Der amerikanische oberste Gerichtshof ist ein ungeheuer mächtiges Gremium. Mit lebenslang dienenden Richter*innen, die nichts und niemandem verpflichtet sind, kann er Gesetze in einem ungeheuer weiten Rahmen auslegen und damit die politische Realität maßgeblich mitbestimmen. Die letzten Jahrzehnte sind zudem von einer ständigen Ausdehnung der Kompetenzen des obersten Gerichts geprägt, die unter dem Vorsitzenden John Roberts neue und nie dagewesene Höhepunkte erreicht hat. Durch die aggressive Besetzungspolitik, mit der Mitch McConnell einen Sitz stahl und damit die rechte Mehrheit zu zementieren half, wie durch die egoistische Weigerung Kennedys und Ginsbergs, rechtzeitig für eine Neubesetzung zurückzutreten, ist das oberste Gericht nun auf Jahre hinaus stark konservativ bis hin ins rechtsradikale Spektrum geprägt. Die neue Marschrichtung des Gerichts wurde durch eine Reihe von Entscheidungen deutlich, die Ende Juni 2024 verkündet wurden, kurz vor der Sommerpause, in einer wahren Ladung von Urteilen, in der einzelne Entscheidungen untergehen – und das in einer ohnehin nicht sonderlich an Details interessierten Öffentlichkeit.

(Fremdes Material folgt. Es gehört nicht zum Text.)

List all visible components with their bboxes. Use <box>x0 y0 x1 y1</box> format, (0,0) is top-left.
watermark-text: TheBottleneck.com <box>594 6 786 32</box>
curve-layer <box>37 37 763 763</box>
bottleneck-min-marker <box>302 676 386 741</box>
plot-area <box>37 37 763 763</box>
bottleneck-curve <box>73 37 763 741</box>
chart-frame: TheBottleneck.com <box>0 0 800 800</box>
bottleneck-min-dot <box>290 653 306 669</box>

Aber zuerst einige Grundlagen. Der Supreme Court besteht aktuell aus neun Richter*innen, eine Zahl, die bereits seit dem 19. Jahrhundert nicht mehr verändert wurde (aber grundsätzlich fluide ist; der Gerichtshof bestand auch schon aus acht und zehn Personen). Davon hat einer das Amt seit der Präsidentschaft George H. W. Bushs inne (Clarence Thomas, seit 1991), zwei seit der Präsidentschaft seines Sohns George W. Bush (John Roberts, seit 2001, und Samuel Alito, seit 2006), zwei seit Barack Obama (Sonia Sotomayor, seit 2009, und Elena Kagan, seit 2010), drei seit Trump (Neil Gorsuch, seit 2009, Bret Kavanaugh, seit 2018, und Amy Coney Barett, seit 2020) und eine seit Biden (Ketanji Brown Jackson, seit 2022). Dadurch besteht der Gerichtshof aus drei demokratischen und sechs republikanischen Ernennungen.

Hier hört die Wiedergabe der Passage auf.